Wednesday, April 30, 2008

Click it Good!

Damn that “reply all” button. It has a way of turning every clickster into an amateur comedian and floods my inbox with groan-worthy puns and a raft of highly personal RSVPs that constitute TMI to the max. I think it is that everyone is so starved for attention and validation that they can’t help their itchy trigger finger when they see a long recipient list and the opportunity to memorialize their wit in the bowels of the Google servers until the second coming. Maybe they think that if there’s a William Morris agent hidden somewhere on one of these lists, a well-timed “your mom” joke will mean sweet release from their cubicle and the guy who smells like bad gouda sitting in the next cell over.

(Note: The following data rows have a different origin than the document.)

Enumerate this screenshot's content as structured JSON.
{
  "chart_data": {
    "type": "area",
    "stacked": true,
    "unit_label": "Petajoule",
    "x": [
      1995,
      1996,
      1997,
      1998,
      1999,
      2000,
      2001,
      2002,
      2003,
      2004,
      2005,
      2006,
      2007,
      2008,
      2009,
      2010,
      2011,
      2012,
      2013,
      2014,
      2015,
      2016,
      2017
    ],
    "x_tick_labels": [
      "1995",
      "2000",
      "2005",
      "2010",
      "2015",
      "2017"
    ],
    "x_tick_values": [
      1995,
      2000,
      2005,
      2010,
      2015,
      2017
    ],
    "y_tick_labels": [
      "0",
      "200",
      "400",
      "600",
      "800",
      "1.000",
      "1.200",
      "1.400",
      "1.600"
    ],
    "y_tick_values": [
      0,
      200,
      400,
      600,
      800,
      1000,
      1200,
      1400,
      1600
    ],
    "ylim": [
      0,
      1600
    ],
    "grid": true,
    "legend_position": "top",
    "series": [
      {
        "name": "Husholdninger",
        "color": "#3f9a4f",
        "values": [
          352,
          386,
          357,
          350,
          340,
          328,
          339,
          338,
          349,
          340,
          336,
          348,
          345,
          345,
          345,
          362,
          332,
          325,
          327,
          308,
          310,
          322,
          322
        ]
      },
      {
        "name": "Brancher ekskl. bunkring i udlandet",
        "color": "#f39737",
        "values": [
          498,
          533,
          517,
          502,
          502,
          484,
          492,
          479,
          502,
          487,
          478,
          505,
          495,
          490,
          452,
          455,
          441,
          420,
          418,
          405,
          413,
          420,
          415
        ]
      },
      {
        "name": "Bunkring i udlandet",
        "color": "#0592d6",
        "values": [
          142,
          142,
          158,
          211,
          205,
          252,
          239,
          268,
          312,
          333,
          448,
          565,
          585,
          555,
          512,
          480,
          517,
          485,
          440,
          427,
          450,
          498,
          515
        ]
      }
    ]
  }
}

You should know at this point that I can already hear you fuss-budgets clicking your tongues and saying exasperatedly, “Why don’t you just delete them you lazy so-and-so?” My reasons are multi-fold. For one, I like to keep an archive of all my correspondence. If there’s ever a mass-tort litigation over the scheduling of a lunch meeting to discuss the schedule of meetings for the next three months, I want to have all of my ducks in a row. Besides, if I’m ticking off a list of e-mails to delete, I might accidentally get rid of the one with Giada’s Passion Fruit Mousse recipe and there’s nowhere else that I would possibly be able to find that again. Thirdly, why should I take more time and energy sifting through someone else’s e-diarrhea when that person couldn’t be bothered to distinguish between the button with one little arrow and the button with two little arrows?

This e-mail phenomenon has taught us that people cannot be made to shed their animal instincts just because they’ve started to walk upright. This is the major flaw in Darwin’s theory. If a hundred monkeys locked in a room can produce Shakespeare, why can’t people at least bother to spell out “lol” (which I doubt they’re really doing anyway) when they decide to broaden the radius of people disturbed by their self-absorbed attention grabbing beyond those within earshot? We could all take a lesson from the monkeys to form a nice heuristic for when it’s appropriate to use this powerful feature. If your message is not ten syllables with beats at 2, 4, 6, 8, and 10, keep it to yourself.

Notwithstanding a penchant for hyperbole, the reply-all abusers are not the drum majors in the parade of horribles that we’ve been discussing. They’re more like the baton twirlers…mildly irritating, totally useless participants in a larger spectacle that is a black mark on our civilization. Put differently, it’s the social engineering version of the law of large numbers. How many pointless megabytes of social desperation will it take to clog our information technology infrastructure? Send out an unflattering picture of Hillary with a shotgun and a 40 to a bunch of people and wait ten minutes. If you can resist the urge to take out a hammer and smash your own computer just to stop the dinging, you’ve got an iron will or a defective eardrum. The rest of us are going to have to re-learn how to make fire.